Nguyen Minh Tuan
Nguyen Minh Tuan

Reputation: 57

How to use like in stored procedure with int parameter?

I 've used the Query Builder tool of Visual Studio 2008 to build a stored procedure. This is the preview script:

IF EXISTS (SELECT * 
             FROM sysobjects 
            WHERE name = 'SelectQuery' AND user_name(uid) = 'dbo')
    DROP PROCEDURE dbo.SelectQuery
GO

CREATE PROCEDURE dbo.SelectQuery
(
    @StudentID int
)
AS
    SET NOCOUNT ON;
SELECT        StudentID, StudentName, StudentPhone, StudentAddress, 
              StudentBirthDay, StudentDescription, StudentStatus
FROM            tbl_Student
WHERE        (StudentID LIKE '%' + @StudentID + '%')
GO

But when I tried to execute it, I got an error:

Error Message: Conversion fail when converting the value '%' to datatype int.

Please help me!

Upvotes: 0

Views: 23053

Answers (4)

RichardTheKiwi
RichardTheKiwi

Reputation: 107786

I think you actually need this

WHERE RIGHT(StudentID,12) LIKE '%' + RIGHT(@StudentID,12) + '%'

In case you are wondering, RIGHT implicitly converts non-varchar data to varchar. A more proper way would be to use CONVERT explicitly, but as you can see, it is longer.
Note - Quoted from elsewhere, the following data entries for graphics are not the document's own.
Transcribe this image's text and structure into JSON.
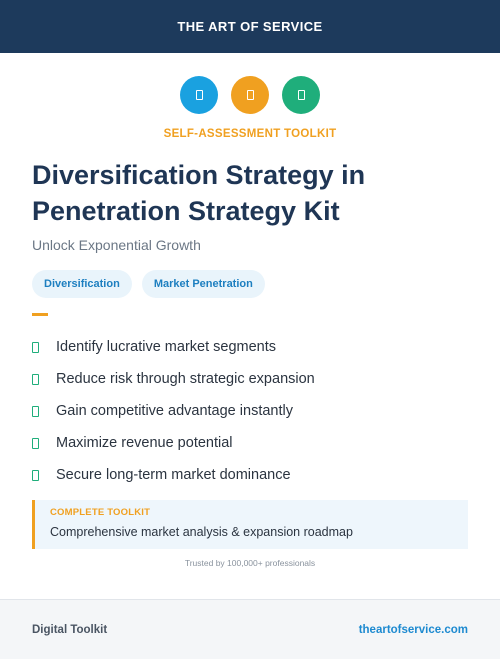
{
  "header": {
    "brand": "THE ART OF SERVICE"
  },
  "icons": [
    {
      "name": "blue-circle-icon",
      "color": "#1aa1e0"
    },
    {
      "name": "orange-circle-icon",
      "color": "#f0a020"
    },
    {
      "name": "green-circle-icon",
      "color": "#1fae7b"
    }
  ],
  "kicker": {
    "text": "SELF-ASSESSMENT TOOLKIT",
    "color": "#f0a020"
  },
  "title": "Diversification Strategy in Penetration Strategy Kit",
  "subtitle": "Unlock Exponential Growth",
  "tags": [
    "Diversification",
    "Market Penetration"
  ],
  "benefits": [
    "Identify lucrative market segments",
    "Reduce risk through strategic expansion",
    "Gain competitive advantage instantly",
    "Maximize revenue potential",
    "Secure long-term market dominance"
  ],
  "toolkit": {
    "label": "COMPLETE TOOLKIT",
    "text": "Comprehensive market analysis & expansion roadmap"
  },
  "trusted": "Trusted by 100,000+ professionals",
  "footer": {
    "left": "Digital Toolkit",
    "right": "theartofservice.com"
  }
}
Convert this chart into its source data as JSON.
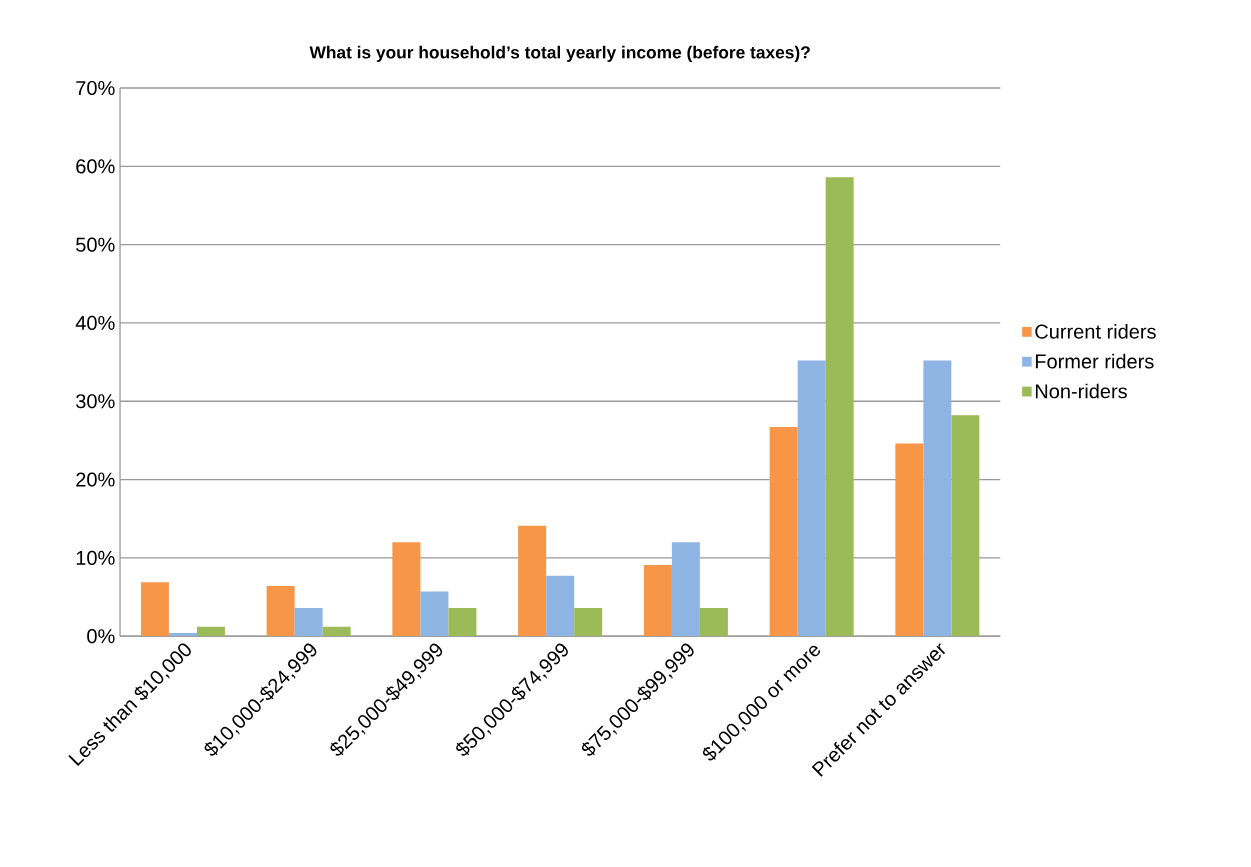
{
  "chart_data": {
    "type": "bar",
    "title": "What is your household’s total yearly income (before taxes)?",
    "categories": [
      "Less than $10,000",
      "$10,000-$24,999",
      "$25,000-$49,999",
      "$50,000-$74,999",
      "$75,000-$99,999",
      "$100,000 or more",
      "Prefer not to answer"
    ],
    "series": [
      {
        "name": "Current riders",
        "color": "#f79646",
        "values": [
          6.9,
          6.4,
          12.0,
          14.1,
          9.1,
          26.7,
          24.6
        ]
      },
      {
        "name": "Former riders",
        "color": "#8eb4e3",
        "values": [
          0.4,
          3.6,
          5.7,
          7.7,
          12.0,
          35.2,
          35.2
        ]
      },
      {
        "name": "Non-riders",
        "color": "#9bbb59",
        "values": [
          1.2,
          1.2,
          3.6,
          3.6,
          3.6,
          58.6,
          28.2
        ]
      }
    ],
    "ylim": [
      0,
      70
    ],
    "yticks": [
      {
        "value": 0,
        "label": "0%"
      },
      {
        "value": 10,
        "label": "10%"
      },
      {
        "value": 20,
        "label": "20%"
      },
      {
        "value": 30,
        "label": "30%"
      },
      {
        "value": 40,
        "label": "40%"
      },
      {
        "value": 50,
        "label": "50%"
      },
      {
        "value": 60,
        "label": "60%"
      },
      {
        "value": 70,
        "label": "70%"
      }
    ],
    "grid": "y",
    "legend": "right"
  }
}
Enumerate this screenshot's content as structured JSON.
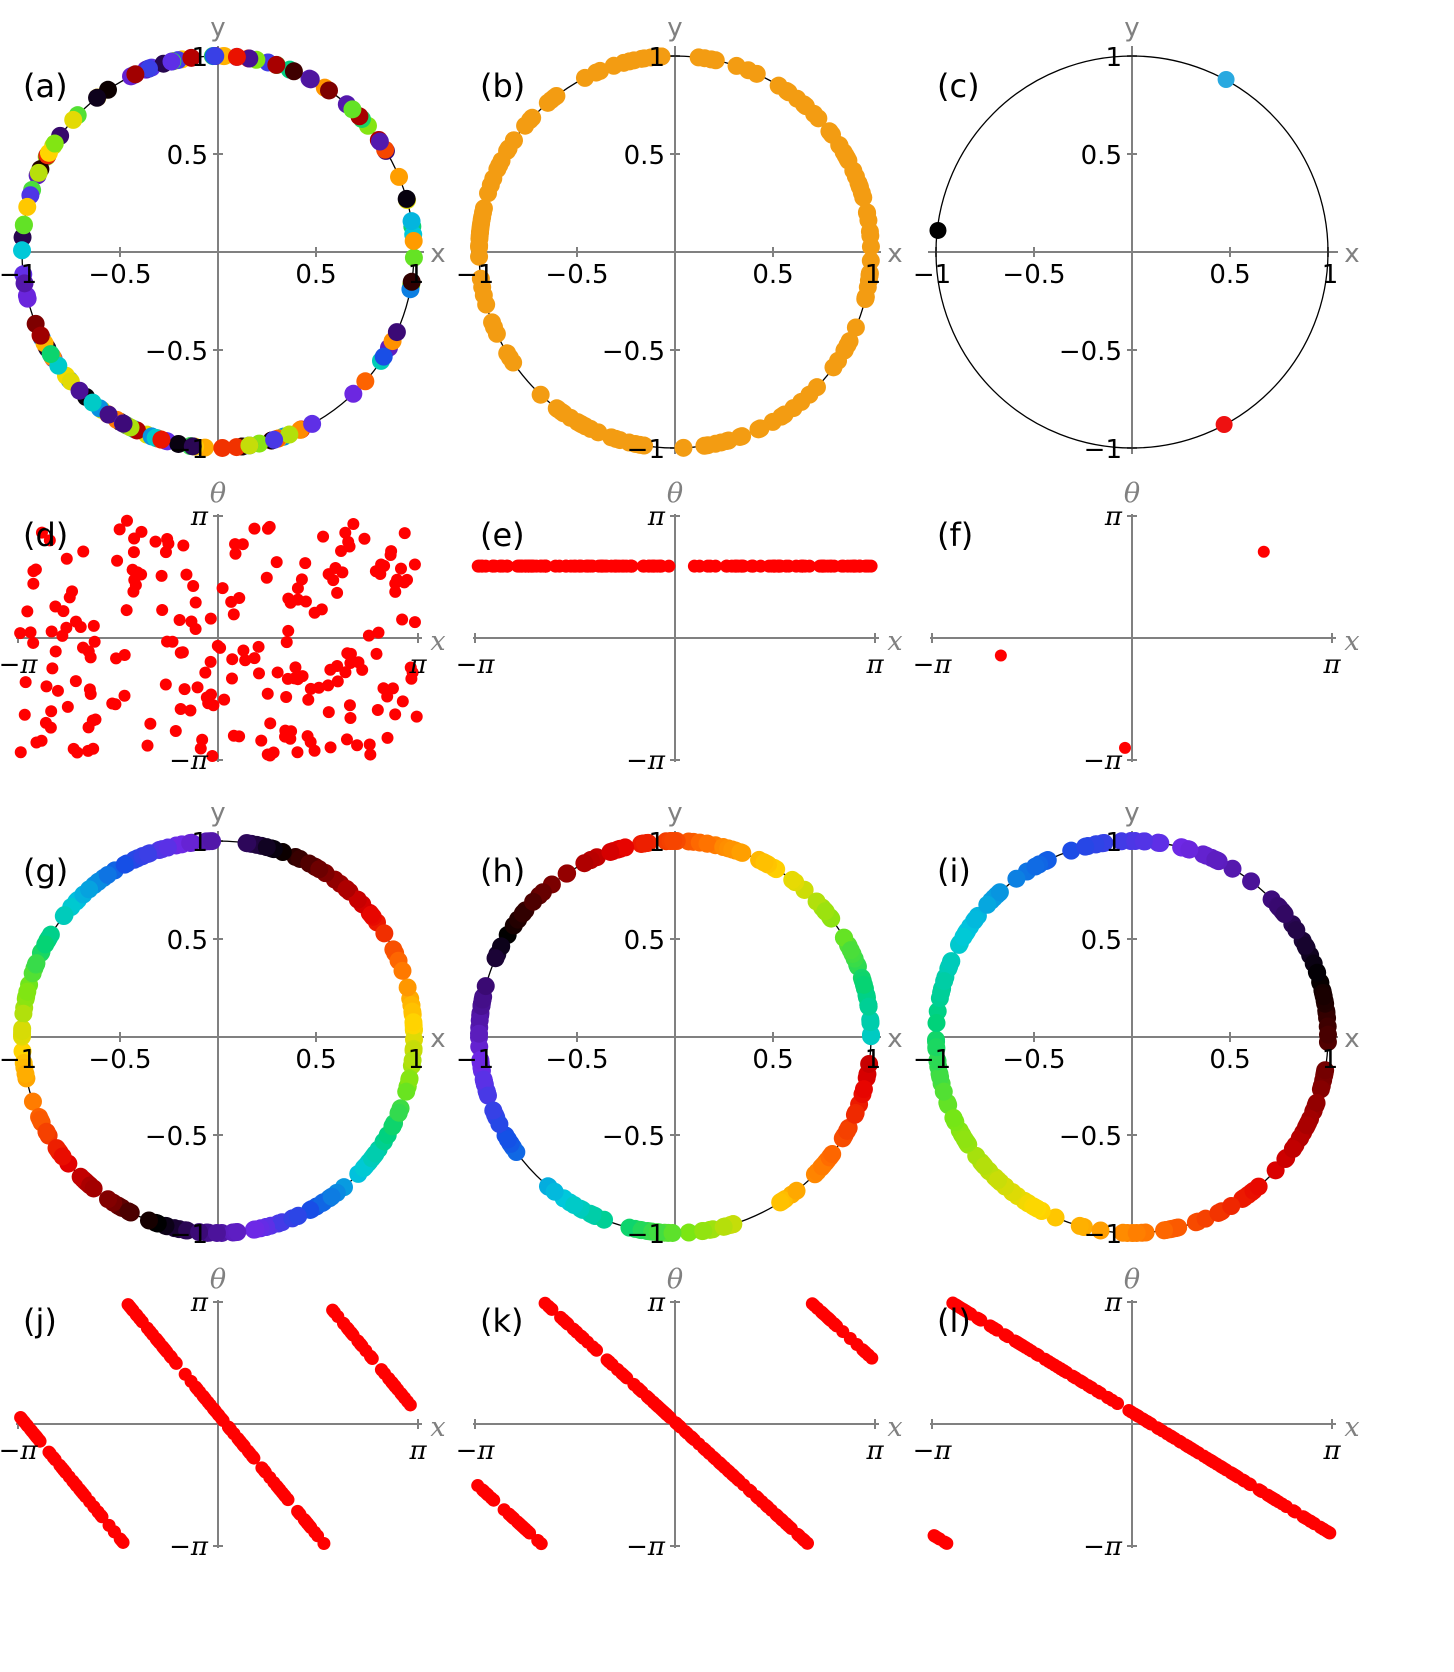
{
  "chart_data": [
    {
      "panel": "a",
      "type": "scatter",
      "label": "(a)",
      "xlabel": "x",
      "ylabel": "y",
      "xlim": [
        -1,
        1
      ],
      "ylim": [
        -1,
        1
      ],
      "x_ticks": [
        "−1",
        "−0.5",
        "0.5",
        "1"
      ],
      "y_ticks": [
        "1",
        "0.5",
        "−0.5",
        "−1"
      ],
      "unit_circle": true,
      "coloring": "random phase colors (rainbow + black)",
      "point_count": 150
    },
    {
      "panel": "b",
      "type": "scatter",
      "label": "(b)",
      "xlabel": "x",
      "ylabel": "y",
      "xlim": [
        -1,
        1
      ],
      "ylim": [
        -1,
        1
      ],
      "x_ticks": [
        "−1",
        "−0.5",
        "0.5",
        "1"
      ],
      "y_ticks": [
        "1",
        "0.5",
        "−0.5",
        "−1"
      ],
      "unit_circle": true,
      "color": "#f39c12",
      "point_count": 150
    },
    {
      "panel": "c",
      "type": "scatter",
      "label": "(c)",
      "xlabel": "x",
      "ylabel": "y",
      "xlim": [
        -1,
        1
      ],
      "ylim": [
        -1,
        1
      ],
      "x_ticks": [
        "−1",
        "−0.5",
        "0.5",
        "1"
      ],
      "y_ticks": [
        "1",
        "0.5",
        "−0.5",
        "−1"
      ],
      "unit_circle": true,
      "points": [
        {
          "x": 0.48,
          "y": 0.88,
          "color": "#29a9e0"
        },
        {
          "x": -0.99,
          "y": 0.11,
          "color": "#000000"
        },
        {
          "x": 0.47,
          "y": -0.88,
          "color": "#ee1111"
        }
      ]
    },
    {
      "panel": "d",
      "type": "scatter",
      "label": "(d)",
      "xlabel": "x",
      "ylabel": "θ",
      "xlim": [
        -3.1416,
        3.1416
      ],
      "ylim": [
        -3.1416,
        3.1416
      ],
      "x_ticks": [
        "−π",
        "π"
      ],
      "y_ticks": [
        "π",
        "−π"
      ],
      "color": "#ff0000",
      "distribution": "uniform random",
      "point_count": 220
    },
    {
      "panel": "e",
      "type": "scatter",
      "label": "(e)",
      "xlabel": "x",
      "ylabel": "θ",
      "xlim": [
        -3.1416,
        3.1416
      ],
      "ylim": [
        -3.1416,
        3.1416
      ],
      "x_ticks": [
        "−π",
        "π"
      ],
      "y_ticks": [
        "π",
        "−π"
      ],
      "color": "#ff0000",
      "theta_constant": 1.85,
      "point_count": 150
    },
    {
      "panel": "f",
      "type": "scatter",
      "label": "(f)",
      "xlabel": "x",
      "ylabel": "θ",
      "xlim": [
        -3.1416,
        3.1416
      ],
      "ylim": [
        -3.1416,
        3.1416
      ],
      "x_ticks": [
        "−π",
        "π"
      ],
      "y_ticks": [
        "π",
        "−π"
      ],
      "color": "#ff0000",
      "points": [
        {
          "x": 2.07,
          "y": 2.22
        },
        {
          "x": -2.06,
          "y": -0.45
        },
        {
          "x": -0.11,
          "y": -2.83
        }
      ]
    },
    {
      "panel": "g",
      "type": "scatter",
      "label": "(g)",
      "xlabel": "x",
      "ylabel": "y",
      "xlim": [
        -1,
        1
      ],
      "ylim": [
        -1,
        1
      ],
      "x_ticks": [
        "−1",
        "−0.5",
        "0.5",
        "1"
      ],
      "y_ticks": [
        "1",
        "0.5",
        "−0.5",
        "−1"
      ],
      "unit_circle": true,
      "coloring": "phase color wraps 2 times around circle",
      "winding": 2,
      "point_count": 200
    },
    {
      "panel": "h",
      "type": "scatter",
      "label": "(h)",
      "xlabel": "x",
      "ylabel": "y",
      "xlim": [
        -1,
        1
      ],
      "ylim": [
        -1,
        1
      ],
      "x_ticks": [
        "−1",
        "−0.5",
        "0.5",
        "1"
      ],
      "y_ticks": [
        "1",
        "0.5",
        "−0.5",
        "−1"
      ],
      "unit_circle": true,
      "coloring": "phase color wraps 1.5 times around circle",
      "winding": 1.5,
      "point_count": 200
    },
    {
      "panel": "i",
      "type": "scatter",
      "label": "(i)",
      "xlabel": "x",
      "ylabel": "y",
      "xlim": [
        -1,
        1
      ],
      "ylim": [
        -1,
        1
      ],
      "x_ticks": [
        "−1",
        "−0.5",
        "0.5",
        "1"
      ],
      "y_ticks": [
        "1",
        "0.5",
        "−0.5",
        "−1"
      ],
      "unit_circle": true,
      "coloring": "phase color wraps 1 time around circle",
      "winding": 1,
      "point_count": 200
    },
    {
      "panel": "j",
      "type": "scatter",
      "label": "(j)",
      "xlabel": "x",
      "ylabel": "θ",
      "xlim": [
        -3.1416,
        3.1416
      ],
      "ylim": [
        -3.1416,
        3.1416
      ],
      "x_ticks": [
        "−π",
        "π"
      ],
      "y_ticks": [
        "π",
        "−π"
      ],
      "color": "#ff0000",
      "relation": "theta = -2*x + c (mod 2π)",
      "slope": -2,
      "point_count": 200
    },
    {
      "panel": "k",
      "type": "scatter",
      "label": "(k)",
      "xlabel": "x",
      "ylabel": "θ",
      "xlim": [
        -3.1416,
        3.1416
      ],
      "ylim": [
        -3.1416,
        3.1416
      ],
      "x_ticks": [
        "−π",
        "π"
      ],
      "y_ticks": [
        "π",
        "−π"
      ],
      "color": "#ff0000",
      "relation": "theta = -1.5*x + c (mod 2π)",
      "slope": -1.5,
      "point_count": 200
    },
    {
      "panel": "l",
      "type": "scatter",
      "label": "(l)",
      "xlabel": "x",
      "ylabel": "θ",
      "xlim": [
        -3.1416,
        3.1416
      ],
      "ylim": [
        -3.1416,
        3.1416
      ],
      "x_ticks": [
        "−π",
        "π"
      ],
      "y_ticks": [
        "π",
        "−π"
      ],
      "color": "#ff0000",
      "relation": "theta = -x + c (mod 2π)",
      "slope": -1,
      "point_count": 200
    }
  ]
}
WHERE (VARCHAR(20),StudentID) LIKE '%' + CONVERT(VARCHAR(20),@StudentID) + '%'

As Martin points out, LIKE implicitly converts the LHS. Don't think I ever tried it that way but it works

declare @studentid int set @studentid = 205

;with tmp as (select 201102050001 studentid)
select * from tmp
WHERE StudentID LIKE '%' + RIGHT(@StudentID,12) + '%'

-> output: 201102050001

Upvotes: 1

Martin Smith
Martin Smith

Reputation: 453717

You want to find rows where @StudentID is a substring of StudentID? If so

WHERE StudentID LIKE '%' + cast(@StudentID as varchar(10)) + '%'

Should work.

Upvotes: 7

Pradeep
Pradeep

Reputation: 3276

'%' can not be used with integer data type. Why would you need '%' when you have absolute studentID? Just compare it with '='.

If you really insist on using '%', then you have to change data type of studentID to varchar or something like that.

Upvotes: 1

alex
alex

Reputation: 3720

One easy way to go around this would be to convert StudentID to a varchar. Just use CONVERT(varchar, StudentID).